Durante o início da luta ambientalista
em todo o mundo, nós, os ambientalistas,
tínhamos que pedir aos demais setores
que fizessem algo pelo meio ambiente.
Passados todos esses anos de formulação,
institucionalização e implementação
da agenda ambiental em todo o mundo, nós,
os ambientalistas, acumulamos conhecimentos
que nos qualificam, agora, a tomar o caminho
inverso, ou seja, oferecermos aos demais setores
aquilo que o setor ambiental pode fazer pelo
desenvolvimento.
Por isso, convidei, também, para discutir
os vários temas que propus, Ministros
e autoridades de setores bastante diversos.
Teremos durante esses três dias, um
conjunto bastante expressivo de palestrantes,
painelistas e debatedores cujo espectro de
atuação vai muito além
da área ambiental.
Gostaria de deter-me, em particular, sobre
organizações que tratam de temas
comuns e complementares aos discutidos nesta
Conferência, com enfoques diversos,
e que me dão a honra de comparecer
a esta reunião.
Refiro-me à UNCTAD, na figura de seu
Secretário-Geral, e à Organização
Mundial do Comércio e à Organização
Mundial de Propriedade Intelectual, nas figuras
de seus vice-diretores-gerais.
Para mim, essas presenças são
demonstrações dos esforços
globais que precisamos fazer em todas as instâncias
no sentido de assegurar que a implementação
dos objetivos desta Convenção
não seja tratada de maneira menos importante
do que a implementação de outros
regimes e compromissos internacionais.
Senhoras e Senhores,
A Cúpula de Joanesburgo endossou, em
2002, a decisão desta Conferência
de atingir, até 2010, uma redução
significativa das taxas atuais de perda da
biodiversidade, no nível global, regional
e nacional.
Para o Brasil, reafirmar essa meta de 2010
é mais do que cumprir um compromisso
internacional: significa, também, a
reafirmação de um compromisso
ético e moral com a nossa gente e com
os nossos recursos naturais.
Dados os preocupantes indicadores atuais de
perda crescente da biodiversidade, conclamo
a todos aqui reunidos para que olhemos com
urgência e relevância para os
quatro anos que nos restam até 2010.
Os baixos índices de implementação
dos dispositivos da Convenção
mostram a necessidade urgente de que esses
compromissos possam ser harmonizados e integrados
com a implementação de outros
regimes, instrumentos e acordos adotados pela
comunidade global e com outras políticas
setoriais no nível nacional.
Essas não são questões
novas.

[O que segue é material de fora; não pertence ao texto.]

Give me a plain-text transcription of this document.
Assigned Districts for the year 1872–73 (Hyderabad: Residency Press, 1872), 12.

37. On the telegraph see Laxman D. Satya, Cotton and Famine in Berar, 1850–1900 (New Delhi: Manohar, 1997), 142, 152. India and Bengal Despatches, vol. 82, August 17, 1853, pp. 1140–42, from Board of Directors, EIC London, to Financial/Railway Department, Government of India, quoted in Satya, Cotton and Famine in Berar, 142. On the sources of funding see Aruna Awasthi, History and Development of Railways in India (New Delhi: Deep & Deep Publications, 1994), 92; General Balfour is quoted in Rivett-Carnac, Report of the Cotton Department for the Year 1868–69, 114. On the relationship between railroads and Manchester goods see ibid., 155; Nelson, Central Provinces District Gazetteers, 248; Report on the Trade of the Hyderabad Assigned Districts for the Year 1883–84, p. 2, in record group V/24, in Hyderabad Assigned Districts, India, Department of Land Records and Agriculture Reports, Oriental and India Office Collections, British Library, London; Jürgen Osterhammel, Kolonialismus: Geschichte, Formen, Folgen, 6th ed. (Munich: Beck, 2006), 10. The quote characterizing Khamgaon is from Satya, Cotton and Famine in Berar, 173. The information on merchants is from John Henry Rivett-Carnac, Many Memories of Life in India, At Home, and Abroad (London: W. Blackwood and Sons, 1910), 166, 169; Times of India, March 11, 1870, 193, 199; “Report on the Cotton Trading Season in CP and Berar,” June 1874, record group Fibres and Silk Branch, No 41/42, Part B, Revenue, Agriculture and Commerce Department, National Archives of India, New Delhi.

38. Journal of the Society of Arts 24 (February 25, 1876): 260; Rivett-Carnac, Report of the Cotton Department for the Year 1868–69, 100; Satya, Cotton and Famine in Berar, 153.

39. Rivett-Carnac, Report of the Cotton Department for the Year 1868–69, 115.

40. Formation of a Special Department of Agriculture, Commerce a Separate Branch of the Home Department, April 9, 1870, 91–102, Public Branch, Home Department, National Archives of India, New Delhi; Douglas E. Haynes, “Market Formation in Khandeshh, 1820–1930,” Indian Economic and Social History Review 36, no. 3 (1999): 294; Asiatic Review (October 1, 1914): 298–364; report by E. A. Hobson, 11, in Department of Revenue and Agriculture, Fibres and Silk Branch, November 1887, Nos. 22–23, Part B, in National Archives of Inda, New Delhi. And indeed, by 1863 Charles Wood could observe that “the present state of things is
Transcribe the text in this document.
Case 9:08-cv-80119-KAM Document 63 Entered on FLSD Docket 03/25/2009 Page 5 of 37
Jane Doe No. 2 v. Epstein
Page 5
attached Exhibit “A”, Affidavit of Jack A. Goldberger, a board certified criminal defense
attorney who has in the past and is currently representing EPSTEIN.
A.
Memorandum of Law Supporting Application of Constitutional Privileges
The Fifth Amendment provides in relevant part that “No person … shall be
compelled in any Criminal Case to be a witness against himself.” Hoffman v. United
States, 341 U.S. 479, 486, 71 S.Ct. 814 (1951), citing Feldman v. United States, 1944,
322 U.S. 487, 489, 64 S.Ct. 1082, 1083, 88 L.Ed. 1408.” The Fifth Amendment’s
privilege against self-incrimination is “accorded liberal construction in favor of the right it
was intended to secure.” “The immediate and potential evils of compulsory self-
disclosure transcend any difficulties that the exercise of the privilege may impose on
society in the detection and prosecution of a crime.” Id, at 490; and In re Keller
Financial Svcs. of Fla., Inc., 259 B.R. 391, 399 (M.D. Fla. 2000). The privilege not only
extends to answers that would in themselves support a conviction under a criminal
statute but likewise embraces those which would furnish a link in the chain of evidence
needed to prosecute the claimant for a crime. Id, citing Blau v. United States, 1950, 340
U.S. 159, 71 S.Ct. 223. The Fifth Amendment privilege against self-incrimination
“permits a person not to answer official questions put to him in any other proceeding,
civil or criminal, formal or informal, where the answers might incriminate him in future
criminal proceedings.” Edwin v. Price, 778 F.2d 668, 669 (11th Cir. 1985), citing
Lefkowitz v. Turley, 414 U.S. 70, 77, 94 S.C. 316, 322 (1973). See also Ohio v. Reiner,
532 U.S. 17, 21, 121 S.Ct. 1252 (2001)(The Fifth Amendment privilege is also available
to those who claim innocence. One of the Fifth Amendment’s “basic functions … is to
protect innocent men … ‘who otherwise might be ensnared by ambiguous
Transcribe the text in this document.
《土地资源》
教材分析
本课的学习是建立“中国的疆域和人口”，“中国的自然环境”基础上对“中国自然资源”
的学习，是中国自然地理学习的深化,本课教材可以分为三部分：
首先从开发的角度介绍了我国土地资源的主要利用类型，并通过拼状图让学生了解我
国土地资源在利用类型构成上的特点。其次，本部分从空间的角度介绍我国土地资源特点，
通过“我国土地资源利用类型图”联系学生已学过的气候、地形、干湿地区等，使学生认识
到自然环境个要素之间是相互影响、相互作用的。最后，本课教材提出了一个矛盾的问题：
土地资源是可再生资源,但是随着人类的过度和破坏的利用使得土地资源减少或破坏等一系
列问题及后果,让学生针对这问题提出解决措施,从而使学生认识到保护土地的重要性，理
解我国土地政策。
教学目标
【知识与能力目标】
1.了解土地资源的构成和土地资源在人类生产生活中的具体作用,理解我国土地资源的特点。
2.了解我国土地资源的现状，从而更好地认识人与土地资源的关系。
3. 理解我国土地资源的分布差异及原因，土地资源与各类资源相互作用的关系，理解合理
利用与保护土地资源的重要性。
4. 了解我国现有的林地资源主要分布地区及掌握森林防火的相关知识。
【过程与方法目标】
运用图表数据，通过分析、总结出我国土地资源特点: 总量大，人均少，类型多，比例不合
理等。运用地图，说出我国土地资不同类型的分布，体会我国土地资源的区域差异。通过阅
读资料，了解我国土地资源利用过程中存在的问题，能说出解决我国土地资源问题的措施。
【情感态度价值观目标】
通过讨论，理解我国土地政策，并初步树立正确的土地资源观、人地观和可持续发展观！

Há muito está em curso
o debate sobre como harmonizar a implementação
dos acordos ambientais multilaterais com o
regime de comércio global, com o cumprimento
das Metas de Desenvolvimento do Milênio
ou com a questão da segurança
alimentar.
No nível nacional, muitos países
estão trabalhando no sentido de conciliar
a implementação dos dispositivos
desta Convenção com a promoção
de políticas para o crescimento econômico
e para a produção agrícola
que contribuam para a erradicação
da pobreza, segurança alimentar e justiça
social.
Senhoras e Senhores,
Um exemplo claro do que estamos falando foram
as negociações, há duas
semanas atrás, durante a Reunião
das Partes do Protocolo de Cartagena sobre
Biossegurança, a MOP-3.
Apesar de se tratar de um Protocolo de gênese
ambiental, as extremas dificuldades para obtenção
de consenso expuseram a forma como as questões
ambientais afetam e são afetadas por
outros setores.
As delegações de todos os países
eram compostas de uma grande diversidade de
setores governamentais e não-governamentais,
cada um com suas legítimas aspirações
e com a expectativa de se verem reconhecidos
nas decisões finais daquela reunião.
Em meu País, a posição
de Governo requereu o envolvimento pessoal
do Presidente da República.
Quero aqui deixar registrado, em público,
meu reconhecimento pela sua coragem e sabedoria
ao lidar com um tema tão complexo e
que envolve posições tão
distintas dentro do Governo. Sua decisão,
que buscou contemplar todos os setores interessados,
representou uma significativa contribuição
à Reunião, com resultados que
indicam indubitável mensagem política
de renovação do comprometimento
das Partes com a integridade do Protocolo.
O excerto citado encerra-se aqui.